Served as a core contributor to Cloudera’s Site Reliability Engineering team, owning reliability, automation, and operational excellence for production Kubernetes platforms.
– Designed and automated incident response workflows on AWS using Terraform (IaC), enabling repeatable, auditableninfrastructure recovery during production incidents.
– Operated and optimized large-scale EKS Kubernetes clusters, handling cluster upgrades, node group lifecycle management, autoscaling, and CVE remediation with zero-downtime strategies.
– Led Helm-based application deployments, standardizing release processes and reducing configuration drift across environments.
– Administered and upgraded the Istio service mesh, including mTLS enforcement, traffic routing, canary rollouts, and sidecar lifecycle management to improve security and resilience.

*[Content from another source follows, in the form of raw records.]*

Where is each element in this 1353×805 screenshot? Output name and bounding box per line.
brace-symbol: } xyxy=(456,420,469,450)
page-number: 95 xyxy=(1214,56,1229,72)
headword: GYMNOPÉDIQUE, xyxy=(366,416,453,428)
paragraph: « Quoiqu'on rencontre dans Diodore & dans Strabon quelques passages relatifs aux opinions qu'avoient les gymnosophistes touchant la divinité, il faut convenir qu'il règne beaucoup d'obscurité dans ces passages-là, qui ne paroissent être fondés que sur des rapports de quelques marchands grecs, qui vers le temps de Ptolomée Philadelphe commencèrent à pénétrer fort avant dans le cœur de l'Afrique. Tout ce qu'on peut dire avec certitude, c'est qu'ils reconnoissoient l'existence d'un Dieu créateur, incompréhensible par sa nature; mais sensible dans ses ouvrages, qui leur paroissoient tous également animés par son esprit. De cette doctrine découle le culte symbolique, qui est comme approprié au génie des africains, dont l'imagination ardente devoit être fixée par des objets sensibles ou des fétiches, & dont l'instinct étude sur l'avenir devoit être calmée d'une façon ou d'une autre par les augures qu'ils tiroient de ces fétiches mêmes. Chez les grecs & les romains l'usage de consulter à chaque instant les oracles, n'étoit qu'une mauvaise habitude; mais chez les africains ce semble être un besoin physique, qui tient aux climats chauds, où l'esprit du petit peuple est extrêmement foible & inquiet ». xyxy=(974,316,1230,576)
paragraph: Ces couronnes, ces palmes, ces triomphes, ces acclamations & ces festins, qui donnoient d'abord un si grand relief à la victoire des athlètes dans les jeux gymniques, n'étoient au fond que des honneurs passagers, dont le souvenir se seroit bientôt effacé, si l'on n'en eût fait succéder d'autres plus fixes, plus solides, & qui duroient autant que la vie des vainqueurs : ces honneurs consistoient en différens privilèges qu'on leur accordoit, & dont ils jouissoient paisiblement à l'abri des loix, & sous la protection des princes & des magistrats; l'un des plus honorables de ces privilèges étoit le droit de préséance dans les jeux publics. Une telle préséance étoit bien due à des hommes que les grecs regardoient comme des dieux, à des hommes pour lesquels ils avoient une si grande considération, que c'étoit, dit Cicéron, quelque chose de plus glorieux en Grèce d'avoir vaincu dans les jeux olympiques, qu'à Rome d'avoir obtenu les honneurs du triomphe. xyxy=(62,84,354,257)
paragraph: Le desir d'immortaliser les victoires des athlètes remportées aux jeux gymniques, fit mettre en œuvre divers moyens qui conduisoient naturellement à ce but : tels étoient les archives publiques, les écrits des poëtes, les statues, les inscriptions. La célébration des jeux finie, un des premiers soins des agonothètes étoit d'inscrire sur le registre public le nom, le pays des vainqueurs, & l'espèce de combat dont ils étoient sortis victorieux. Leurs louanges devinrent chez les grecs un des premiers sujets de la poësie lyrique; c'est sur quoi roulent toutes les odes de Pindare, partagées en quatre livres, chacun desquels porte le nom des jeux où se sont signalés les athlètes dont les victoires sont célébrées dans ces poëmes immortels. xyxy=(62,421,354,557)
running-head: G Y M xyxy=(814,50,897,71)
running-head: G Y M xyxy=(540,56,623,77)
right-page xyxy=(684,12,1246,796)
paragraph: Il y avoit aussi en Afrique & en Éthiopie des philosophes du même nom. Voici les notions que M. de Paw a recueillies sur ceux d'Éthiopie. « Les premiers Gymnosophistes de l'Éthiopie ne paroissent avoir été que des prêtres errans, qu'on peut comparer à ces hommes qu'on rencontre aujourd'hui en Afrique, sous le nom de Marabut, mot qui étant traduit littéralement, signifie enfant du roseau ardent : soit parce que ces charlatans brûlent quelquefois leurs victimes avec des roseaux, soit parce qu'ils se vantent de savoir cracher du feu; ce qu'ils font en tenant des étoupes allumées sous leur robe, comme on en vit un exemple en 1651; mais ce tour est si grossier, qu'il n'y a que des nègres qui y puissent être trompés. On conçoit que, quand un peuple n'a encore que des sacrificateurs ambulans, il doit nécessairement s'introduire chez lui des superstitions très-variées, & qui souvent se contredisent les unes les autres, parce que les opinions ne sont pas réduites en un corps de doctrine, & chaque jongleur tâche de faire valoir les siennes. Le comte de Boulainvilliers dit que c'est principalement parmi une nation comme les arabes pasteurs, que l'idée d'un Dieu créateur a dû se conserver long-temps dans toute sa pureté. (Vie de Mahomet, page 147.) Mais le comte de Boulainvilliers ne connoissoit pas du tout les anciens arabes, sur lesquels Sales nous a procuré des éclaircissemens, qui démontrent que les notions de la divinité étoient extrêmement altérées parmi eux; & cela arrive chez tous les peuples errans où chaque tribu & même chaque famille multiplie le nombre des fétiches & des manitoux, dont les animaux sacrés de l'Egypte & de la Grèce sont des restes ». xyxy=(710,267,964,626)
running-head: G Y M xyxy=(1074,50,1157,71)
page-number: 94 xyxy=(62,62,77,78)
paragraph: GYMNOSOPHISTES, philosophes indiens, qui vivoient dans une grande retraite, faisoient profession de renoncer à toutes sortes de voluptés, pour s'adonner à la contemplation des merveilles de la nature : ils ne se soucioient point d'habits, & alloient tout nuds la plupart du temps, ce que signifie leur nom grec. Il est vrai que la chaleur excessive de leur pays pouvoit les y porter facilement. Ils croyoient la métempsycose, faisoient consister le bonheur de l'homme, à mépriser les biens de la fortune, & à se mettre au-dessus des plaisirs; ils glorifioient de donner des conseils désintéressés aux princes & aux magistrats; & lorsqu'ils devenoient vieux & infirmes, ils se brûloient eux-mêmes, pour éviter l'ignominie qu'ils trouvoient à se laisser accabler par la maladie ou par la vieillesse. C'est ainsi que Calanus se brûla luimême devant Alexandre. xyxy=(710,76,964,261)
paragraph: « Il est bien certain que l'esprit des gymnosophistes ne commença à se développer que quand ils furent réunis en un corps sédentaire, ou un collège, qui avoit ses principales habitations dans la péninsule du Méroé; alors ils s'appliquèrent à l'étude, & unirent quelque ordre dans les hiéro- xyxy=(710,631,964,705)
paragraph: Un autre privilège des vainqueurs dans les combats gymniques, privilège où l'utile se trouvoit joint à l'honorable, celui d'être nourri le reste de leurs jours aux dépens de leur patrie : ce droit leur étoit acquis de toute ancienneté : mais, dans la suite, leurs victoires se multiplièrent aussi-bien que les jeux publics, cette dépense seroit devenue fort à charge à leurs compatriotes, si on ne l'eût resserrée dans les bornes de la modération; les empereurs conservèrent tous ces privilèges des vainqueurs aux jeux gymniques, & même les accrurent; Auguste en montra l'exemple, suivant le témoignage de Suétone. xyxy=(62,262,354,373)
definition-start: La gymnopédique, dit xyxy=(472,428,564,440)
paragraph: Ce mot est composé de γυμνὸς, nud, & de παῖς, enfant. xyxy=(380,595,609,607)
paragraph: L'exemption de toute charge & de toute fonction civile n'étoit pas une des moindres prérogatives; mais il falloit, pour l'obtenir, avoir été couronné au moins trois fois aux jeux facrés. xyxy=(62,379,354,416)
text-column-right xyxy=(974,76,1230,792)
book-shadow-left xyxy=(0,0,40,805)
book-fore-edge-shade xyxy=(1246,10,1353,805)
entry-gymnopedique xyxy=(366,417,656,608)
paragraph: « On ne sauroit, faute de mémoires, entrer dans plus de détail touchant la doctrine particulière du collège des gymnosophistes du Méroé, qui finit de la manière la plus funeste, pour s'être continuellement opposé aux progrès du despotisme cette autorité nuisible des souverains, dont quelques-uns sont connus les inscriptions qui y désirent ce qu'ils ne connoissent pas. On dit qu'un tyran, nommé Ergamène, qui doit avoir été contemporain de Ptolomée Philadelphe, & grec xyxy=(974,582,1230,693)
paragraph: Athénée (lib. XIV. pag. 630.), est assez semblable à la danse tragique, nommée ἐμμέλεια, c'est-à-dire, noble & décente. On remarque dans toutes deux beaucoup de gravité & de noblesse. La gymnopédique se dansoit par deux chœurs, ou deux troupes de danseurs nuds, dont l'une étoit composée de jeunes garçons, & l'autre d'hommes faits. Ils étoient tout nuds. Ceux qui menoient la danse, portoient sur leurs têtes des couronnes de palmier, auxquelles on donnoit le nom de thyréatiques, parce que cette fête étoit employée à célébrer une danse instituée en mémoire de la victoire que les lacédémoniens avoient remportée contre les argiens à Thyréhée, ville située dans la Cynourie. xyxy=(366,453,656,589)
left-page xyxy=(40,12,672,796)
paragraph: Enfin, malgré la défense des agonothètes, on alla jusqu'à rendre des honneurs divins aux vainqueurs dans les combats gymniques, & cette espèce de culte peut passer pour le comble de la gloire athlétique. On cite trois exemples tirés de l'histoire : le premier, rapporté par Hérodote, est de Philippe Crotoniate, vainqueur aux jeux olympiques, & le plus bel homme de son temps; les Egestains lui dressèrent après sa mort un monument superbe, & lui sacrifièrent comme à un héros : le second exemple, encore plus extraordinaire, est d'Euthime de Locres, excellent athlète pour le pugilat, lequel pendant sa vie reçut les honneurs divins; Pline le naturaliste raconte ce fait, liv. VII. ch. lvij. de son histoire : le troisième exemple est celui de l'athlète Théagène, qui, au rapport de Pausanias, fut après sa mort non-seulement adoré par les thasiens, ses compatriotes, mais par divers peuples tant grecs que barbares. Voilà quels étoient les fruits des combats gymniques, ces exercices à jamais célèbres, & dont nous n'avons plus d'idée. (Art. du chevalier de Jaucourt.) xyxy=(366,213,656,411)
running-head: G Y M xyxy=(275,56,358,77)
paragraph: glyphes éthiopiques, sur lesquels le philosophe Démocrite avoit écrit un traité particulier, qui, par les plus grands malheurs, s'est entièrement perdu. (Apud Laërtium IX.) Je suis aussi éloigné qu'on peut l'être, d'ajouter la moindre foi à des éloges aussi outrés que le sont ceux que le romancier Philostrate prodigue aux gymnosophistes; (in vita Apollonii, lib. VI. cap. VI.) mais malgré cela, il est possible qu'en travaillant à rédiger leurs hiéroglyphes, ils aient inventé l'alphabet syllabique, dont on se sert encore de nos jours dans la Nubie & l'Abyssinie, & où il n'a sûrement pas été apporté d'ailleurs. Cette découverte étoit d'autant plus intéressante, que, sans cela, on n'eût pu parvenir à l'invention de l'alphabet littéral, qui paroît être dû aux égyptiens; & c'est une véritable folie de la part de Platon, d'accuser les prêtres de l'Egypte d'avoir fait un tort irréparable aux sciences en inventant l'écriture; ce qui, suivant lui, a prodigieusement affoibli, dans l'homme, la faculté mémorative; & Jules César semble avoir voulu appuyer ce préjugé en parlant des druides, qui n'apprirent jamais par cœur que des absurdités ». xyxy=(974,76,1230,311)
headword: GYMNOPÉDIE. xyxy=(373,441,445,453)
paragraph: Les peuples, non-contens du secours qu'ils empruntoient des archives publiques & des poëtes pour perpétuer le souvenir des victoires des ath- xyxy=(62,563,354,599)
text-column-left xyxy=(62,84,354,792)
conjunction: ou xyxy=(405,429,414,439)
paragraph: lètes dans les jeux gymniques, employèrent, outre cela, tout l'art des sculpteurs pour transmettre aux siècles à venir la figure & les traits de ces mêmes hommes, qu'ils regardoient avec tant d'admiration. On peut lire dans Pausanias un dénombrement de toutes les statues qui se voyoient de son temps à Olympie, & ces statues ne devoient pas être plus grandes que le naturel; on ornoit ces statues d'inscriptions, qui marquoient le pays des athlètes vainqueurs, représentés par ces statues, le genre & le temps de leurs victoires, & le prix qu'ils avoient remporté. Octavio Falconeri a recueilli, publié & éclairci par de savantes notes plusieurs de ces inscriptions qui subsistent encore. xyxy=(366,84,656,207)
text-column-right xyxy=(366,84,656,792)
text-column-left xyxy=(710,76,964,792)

– Improved platform reliability by automating CI/CD pipelines (GitLab CI, Helm packaging, container builds), reducing manual intervention and deployment-related failures.
– Performed production upgrades and patching for Istio, Datadog agents, and container images, proactively addressing security vulnerabilities and stability risks.
– Actively participated in on-call rotations, diagnosing distributed system failures across Kubernetes, networking, and cloud infrastructure, and driving root cause analysis (RCA) for post-incident reviews.